This is a rush transcript. Copy may not be in its final form.
AMY GOODMAN: This is Democracy Now!, democracynow.org. I’m Amy Goodman, with Juan González.
We end today’s show in Chicago, where Juan is. As at least 10 people were arrested in protests outside an ICE facility Friday, with federal immigration agents firing pepper balls and using tear gas on the crowd, Democratic congressional candidate Kat Abughazaleh was thrown to the ground by ICE agents. People had rallied outside the facility to protest the Trump administration’s “Operation Midway Blitz,” which has led to the arrest of nearly 550 people in a sweeping crackdown on immigrants in the city.
We are going to Chicago, where we’re joined by Kat Abughazaleh, who is a progressive congressional candidate in Illinois’s 9th District, which includes Chicago.
Kat, welcome to Democracy Now! Describe what happened to you. We’re going to show the video.
KAT ABUGHAZALEH: Yeah, so, this is actually the third time that ICE has thrown me to the ground. I have been at this facility for the last three weeks every Friday morning, and I’ll be back this Friday. I encourage anyone in Illinois to join me, 7 to 9 a.m. at 1930 Beach Street, B-E-A-C-H. This was, as I said, the third time that ICE has done this to me. It was probably the most violent occasion of throwing me to the ground. But, essentially, a car was about to run over a fellow protester, and so I went to check on that person. And that was all the justification an officer needed to pick me up and throw me to the ground despite being half his size.
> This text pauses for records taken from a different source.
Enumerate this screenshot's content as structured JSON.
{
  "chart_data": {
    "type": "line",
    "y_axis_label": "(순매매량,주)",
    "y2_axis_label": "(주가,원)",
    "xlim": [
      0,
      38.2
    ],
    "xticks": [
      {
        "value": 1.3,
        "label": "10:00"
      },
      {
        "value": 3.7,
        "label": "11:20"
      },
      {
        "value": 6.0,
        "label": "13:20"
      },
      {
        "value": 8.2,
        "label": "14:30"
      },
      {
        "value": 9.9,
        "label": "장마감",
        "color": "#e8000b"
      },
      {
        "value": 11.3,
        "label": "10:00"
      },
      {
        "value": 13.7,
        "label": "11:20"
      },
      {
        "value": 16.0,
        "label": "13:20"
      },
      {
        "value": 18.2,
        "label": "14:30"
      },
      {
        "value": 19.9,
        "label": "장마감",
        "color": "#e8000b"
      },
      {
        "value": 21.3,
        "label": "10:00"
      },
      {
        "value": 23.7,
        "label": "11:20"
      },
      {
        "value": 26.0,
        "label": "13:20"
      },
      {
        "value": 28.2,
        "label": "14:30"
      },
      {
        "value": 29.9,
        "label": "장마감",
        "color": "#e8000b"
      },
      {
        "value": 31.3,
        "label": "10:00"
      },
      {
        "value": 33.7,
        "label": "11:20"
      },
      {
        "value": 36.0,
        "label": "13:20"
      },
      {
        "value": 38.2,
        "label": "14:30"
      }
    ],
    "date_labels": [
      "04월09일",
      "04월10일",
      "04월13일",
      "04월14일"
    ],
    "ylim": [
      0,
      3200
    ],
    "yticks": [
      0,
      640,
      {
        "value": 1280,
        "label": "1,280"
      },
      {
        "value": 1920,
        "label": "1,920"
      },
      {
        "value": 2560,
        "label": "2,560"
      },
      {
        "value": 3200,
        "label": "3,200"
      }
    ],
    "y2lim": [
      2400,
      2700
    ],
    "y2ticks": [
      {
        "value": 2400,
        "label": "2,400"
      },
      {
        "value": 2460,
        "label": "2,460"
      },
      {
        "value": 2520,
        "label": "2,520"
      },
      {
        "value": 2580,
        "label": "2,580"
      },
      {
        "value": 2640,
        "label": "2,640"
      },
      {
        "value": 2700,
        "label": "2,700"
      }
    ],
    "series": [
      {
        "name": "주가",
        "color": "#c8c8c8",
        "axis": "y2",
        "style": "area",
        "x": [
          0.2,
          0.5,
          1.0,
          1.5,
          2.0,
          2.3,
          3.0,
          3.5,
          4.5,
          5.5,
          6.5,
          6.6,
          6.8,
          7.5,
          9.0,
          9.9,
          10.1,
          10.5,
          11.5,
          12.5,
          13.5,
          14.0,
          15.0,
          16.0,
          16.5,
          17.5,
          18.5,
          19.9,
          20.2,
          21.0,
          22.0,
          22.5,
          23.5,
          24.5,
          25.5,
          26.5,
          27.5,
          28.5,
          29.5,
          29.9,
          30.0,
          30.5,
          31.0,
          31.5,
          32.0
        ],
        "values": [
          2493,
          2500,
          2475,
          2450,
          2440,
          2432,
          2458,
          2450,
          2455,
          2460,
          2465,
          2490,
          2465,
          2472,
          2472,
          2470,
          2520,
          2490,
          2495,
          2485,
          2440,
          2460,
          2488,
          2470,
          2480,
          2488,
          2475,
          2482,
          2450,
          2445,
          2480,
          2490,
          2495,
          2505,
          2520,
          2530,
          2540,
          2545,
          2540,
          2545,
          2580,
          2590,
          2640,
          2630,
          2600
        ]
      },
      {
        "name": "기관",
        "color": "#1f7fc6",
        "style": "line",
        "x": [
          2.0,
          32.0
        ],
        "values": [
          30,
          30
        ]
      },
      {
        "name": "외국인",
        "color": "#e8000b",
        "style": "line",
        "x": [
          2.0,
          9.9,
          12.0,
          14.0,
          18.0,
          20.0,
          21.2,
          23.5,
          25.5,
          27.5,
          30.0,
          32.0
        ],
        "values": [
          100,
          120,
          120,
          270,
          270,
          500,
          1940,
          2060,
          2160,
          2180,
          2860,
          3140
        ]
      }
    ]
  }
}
And what I really want to stress here is that is what these officers are willing to do when there is press and cameras around. The reason we are protesting at this facility is because they are committing human rights abuses within the Broadview processing facility. It is a processing facility, so people are not supposed to be kept there for more than 12 hours at a time, but they are being kept for days or weeks, without beds, without hot meals, with hygienic products. And if they are willing to do that to a congressional candidate on camera in front of press, imagine what they are willing to do to their detainees behind boarded-up windows.
JUAN GONZÁLEZ: And, Kat, you say you found two badges there. What did it say on the badges?
KAT ABUGHAZALEH: So, I have no idea, the people who have accosted me. I have no idea who they are. I have no idea who these men are. They have had masks and sunglasses and hats, sometimes when the sun is still down. We have seen two badge numbers the entire three weeks that we have been here — four weeks, if we include a vigil earlier in the summer — and they were just numbers.